Biotechnology is just one component of the solution, argues Kubiriba, from the Banana Research Program.

“You will not use one thing. You use a number of things to manage a system,” he said. “[The idea of a] silver bullet does not work.”

Still, critics worry that enhanced crops are not being treated with enough skepticism.

“We have to think twice before the GMOs,” agreed Patrick Iga, 48, who was voted Uganda’s best farmer by a local newspaper in 2014. Iga, a stocky man with a round face, worries that lawmakers don’t understand precisely what Pandora’s Box they may have opened by paving the way for widespread use of genetically modified crops.

Multinational corporations “want to control food,” he warned, in a grim echo of Uganda’s colonial past.
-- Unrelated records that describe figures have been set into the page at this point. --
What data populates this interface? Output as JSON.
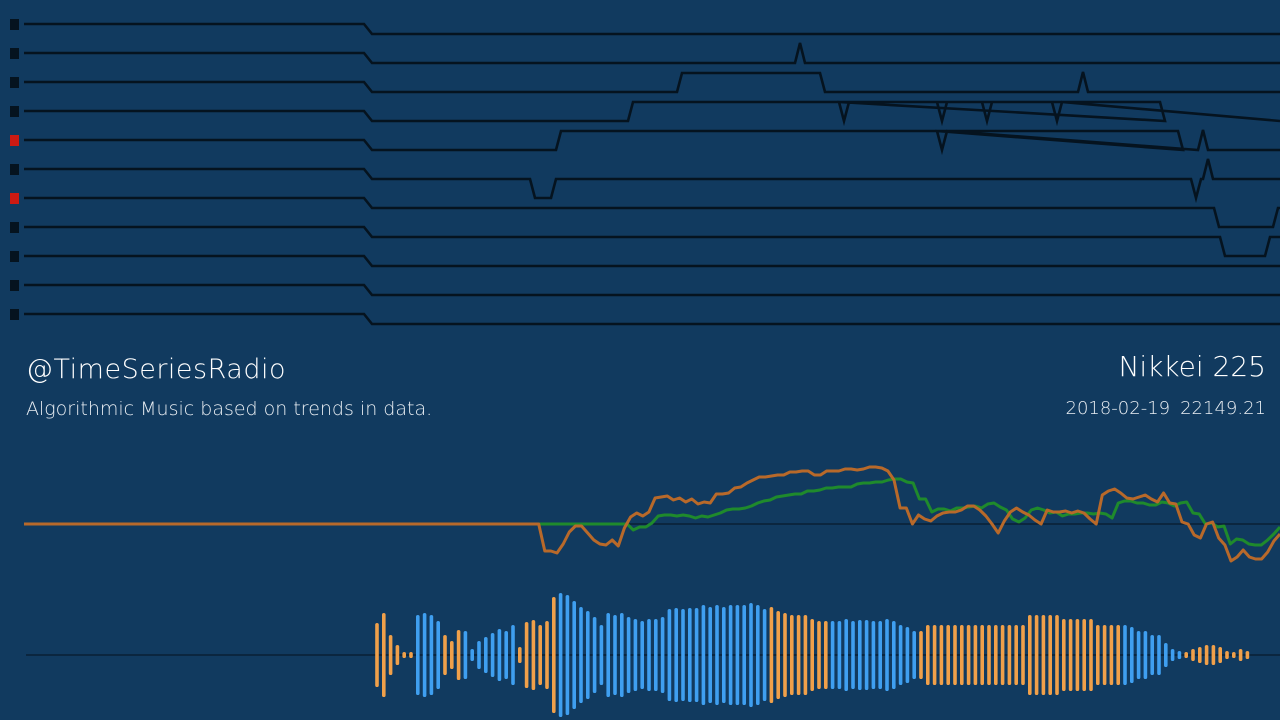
{
  "channel": {
    "handle": "@TimeSeriesRadio",
    "tagline": "Algorithmic Music based on trends in data."
  },
  "series_info": {
    "name": "Nikkei 225",
    "date": "2018-02-19",
    "value": "22149.21"
  },
  "colors": {
    "background": "#113a5f",
    "lane_line": "#05131f",
    "marker_idle": "#05131f",
    "marker_active": "#cc1a12",
    "price_line": "#b8692a",
    "average_line": "#1f8a2c",
    "bar_orange": "#f0a04a",
    "bar_blue": "#3f9ff0"
  },
  "lanes": {
    "count": 11,
    "active": [
      4,
      6
    ],
    "events": [
      [],
      [
        [
          "spike",
          800
        ]
      ],
      [
        [
          "up",
          677,
          825
        ],
        [
          "spike",
          1083
        ]
      ],
      [
        [
          "up",
          628,
          1165
        ],
        [
          "dip",
          844
        ],
        [
          "dip",
          942
        ],
        [
          "dip",
          987
        ],
        [
          "dip",
          1057
        ]
      ],
      [
        [
          "up",
          556,
          1183
        ],
        [
          "dip",
          942
        ],
        [
          "spike",
          1203
        ]
      ],
      [
        [
          "down",
          530,
          556
        ],
        [
          "dip",
          1196
        ],
        [
          "spike",
          1208
        ]
      ],
      [
        [
          "down",
          1214,
          1278
        ]
      ],
      [
        [
          "down",
          1220,
          1270
        ]
      ],
      [],
      [],
      []
    ]
  },
  "chart_data": {
    "type": "line",
    "series": [
      {
        "values": [
          0,
          0,
          0,
          0,
          0,
          0,
          0,
          0,
          0,
          0,
          0,
          0,
          0,
          0,
          0,
          0,
          0,
          0,
          0,
          0,
          0,
          0,
          0,
          0,
          0,
          0,
          0,
          0,
          0,
          0,
          0,
          0,
          0,
          0,
          0,
          0,
          0,
          0,
          0,
          0,
          0,
          0,
          0,
          0,
          0,
          0,
          0,
          0,
          0,
          0,
          0,
          0,
          0,
          0,
          0,
          0,
          0,
          0,
          0,
          0,
          0,
          0,
          0,
          0,
          0,
          0,
          0,
          0,
          0,
          0,
          0,
          0,
          0,
          0,
          0,
          0,
          0,
          0,
          0,
          0,
          0,
          0,
          0,
          0,
          0,
          -27,
          -27,
          -29,
          -20,
          -8,
          -2,
          -2,
          -9,
          -16,
          -20,
          -21,
          -16,
          -22,
          -4,
          7,
          11,
          8,
          12,
          26,
          27,
          28,
          24,
          26,
          22,
          25,
          20,
          22,
          21,
          30,
          30,
          31,
          36,
          37,
          41,
          44,
          47,
          47,
          48,
          49,
          49,
          52,
          52,
          53,
          53,
          49,
          49,
          53,
          53,
          53,
          55,
          55,
          54,
          55,
          57,
          57,
          56,
          53,
          44,
          16,
          16,
          0,
          9,
          5,
          3,
          8,
          11,
          12,
          12,
          14,
          18,
          18,
          14,
          8,
          0,
          -9,
          3,
          12,
          16,
          12,
          9,
          4,
          0,
          14,
          12,
          12,
          13,
          11,
          13,
          11,
          5,
          0,
          29,
          33,
          35,
          31,
          26,
          25,
          27,
          29,
          25,
          22,
          31,
          21,
          20,
          2,
          0,
          -11,
          -14,
          0,
          2,
          -14,
          -21,
          -37,
          -33,
          -26,
          -33,
          -35,
          -35,
          -28,
          -17,
          -10
        ]
      },
      {
        "values": [
          0,
          0,
          0,
          0,
          0,
          0,
          0,
          0,
          0,
          0,
          0,
          0,
          0,
          0,
          0,
          0,
          0,
          0,
          0,
          0,
          0,
          0,
          0,
          0,
          0,
          0,
          0,
          0,
          0,
          0,
          0,
          0,
          0,
          0,
          0,
          0,
          0,
          0,
          0,
          0,
          0,
          0,
          0,
          0,
          0,
          0,
          0,
          0,
          0,
          0,
          0,
          0,
          0,
          0,
          0,
          0,
          0,
          0,
          0,
          0,
          0,
          0,
          0,
          0,
          0,
          0,
          0,
          0,
          0,
          0,
          0,
          0,
          0,
          0,
          0,
          0,
          0,
          0,
          0,
          0,
          0,
          0,
          0,
          0,
          0,
          0,
          0,
          0,
          0,
          0,
          0,
          0,
          0,
          0,
          0,
          0,
          0,
          0,
          -6,
          -3,
          -3,
          1,
          8,
          9,
          9,
          8,
          9,
          8,
          6,
          8,
          7,
          9,
          11,
          14,
          15,
          15,
          16,
          18,
          21,
          23,
          24,
          27,
          28,
          29,
          30,
          30,
          33,
          33,
          34,
          36,
          36,
          37,
          37,
          37,
          40,
          41,
          41,
          42,
          42,
          44,
          45,
          45,
          42,
          41,
          25,
          25,
          12,
          15,
          15,
          13,
          16,
          16,
          17,
          18,
          16,
          20,
          21,
          17,
          14,
          5,
          2,
          6,
          14,
          16,
          14,
          11,
          12,
          8,
          10,
          10,
          11,
          11,
          10,
          11,
          10,
          6,
          21,
          23,
          23,
          21,
          21,
          19,
          19,
          22,
          21,
          18,
          21,
          22,
          11,
          10,
          0,
          1,
          -3,
          -2,
          -20,
          -15,
          -16,
          -20,
          -21,
          -21,
          -16,
          -10,
          -3
        ]
      }
    ],
    "waveform": {
      "color_runs": [
        [
          0,
          6,
          "o"
        ],
        [
          6,
          10,
          "b"
        ],
        [
          10,
          13,
          "o"
        ],
        [
          13,
          21,
          "b"
        ],
        [
          21,
          27,
          "o"
        ],
        [
          27,
          58,
          "b"
        ],
        [
          58,
          67,
          "o"
        ],
        [
          67,
          80,
          "b"
        ],
        [
          80,
          110,
          "o"
        ],
        [
          110,
          119,
          "b"
        ],
        [
          119,
          136,
          "o"
        ],
        [
          136,
          150,
          "b"
        ],
        [
          150,
          183,
          "o"
        ],
        [
          183,
          191,
          "b"
        ]
      ],
      "amplitudes": [
        32,
        42,
        20,
        10,
        3,
        0,
        40,
        42,
        40,
        34,
        20,
        14,
        25,
        24,
        6,
        14,
        18,
        22,
        26,
        24,
        30,
        8,
        33,
        35,
        30,
        34,
        58,
        62,
        60,
        54,
        48,
        44,
        38,
        30,
        42,
        40,
        42,
        38,
        36,
        34,
        36,
        36,
        38,
        46,
        47,
        46,
        47,
        47,
        50,
        48,
        50,
        48,
        50,
        50,
        50,
        52,
        50,
        46,
        48,
        44,
        42,
        40,
        40,
        40,
        36,
        34,
        34,
        34,
        34,
        36,
        34,
        35,
        35,
        34,
        34,
        36,
        34,
        30,
        28,
        24,
        24,
        30,
        30,
        30,
        30,
        30,
        30,
        30,
        30,
        30,
        30,
        30,
        30,
        30,
        30,
        30,
        40,
        40,
        40,
        40,
        40,
        36,
        36,
        36,
        36,
        36,
        30,
        30,
        30,
        30,
        30,
        28,
        24,
        24,
        20,
        20,
        12,
        6,
        4,
        2,
        6,
        8,
        10,
        10,
        8,
        4,
        2,
        6,
        4
      ]
    }
  }
}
And given the heated arguments around GMOs in the US and Europe, “How can we accept the GMOs before those guys accept it?”  

The vast majority of farmers aren’t like Iga, who was educated in England and owns several hundred acres of farmland across the country. Instead, most operate on a subsistence basis, growing just enough food to feed themselves and sell a little excess at a nearby market.

For those families, the introduction of genetically modified seeds may entrap them in a life of debt to multi-national agribusinesses, warned Barbara Ntambirweki, a research fellow with Advocates Coalition for Development and Environment.

“They’re controlled by corporate interests. Their costs are too high for the poor,” she said.

And as African countries experiment with genetically modified crops, some find cautionary tales. Burkina Faso, 3,400 miles away from Uganda, is Africa’s top cotton producer and one of the handful of countries to allow the cultivation of genetically modified non-food crops. It introduced a pest-resistant strain of cotton in 2008, but quality decreased. Monsanto, the supplier of the seed, has acknowledged changes in the cotton but argued that its technology is just one of many factors of fiber quality. Burkina Faso did not renew its contract with Monsanto last year, and the dispute was resolved in March.

“It’s one of those examples that people give and say, ‘It failed in Burkina Faso. What about Uganda?’” said Ntambirweki.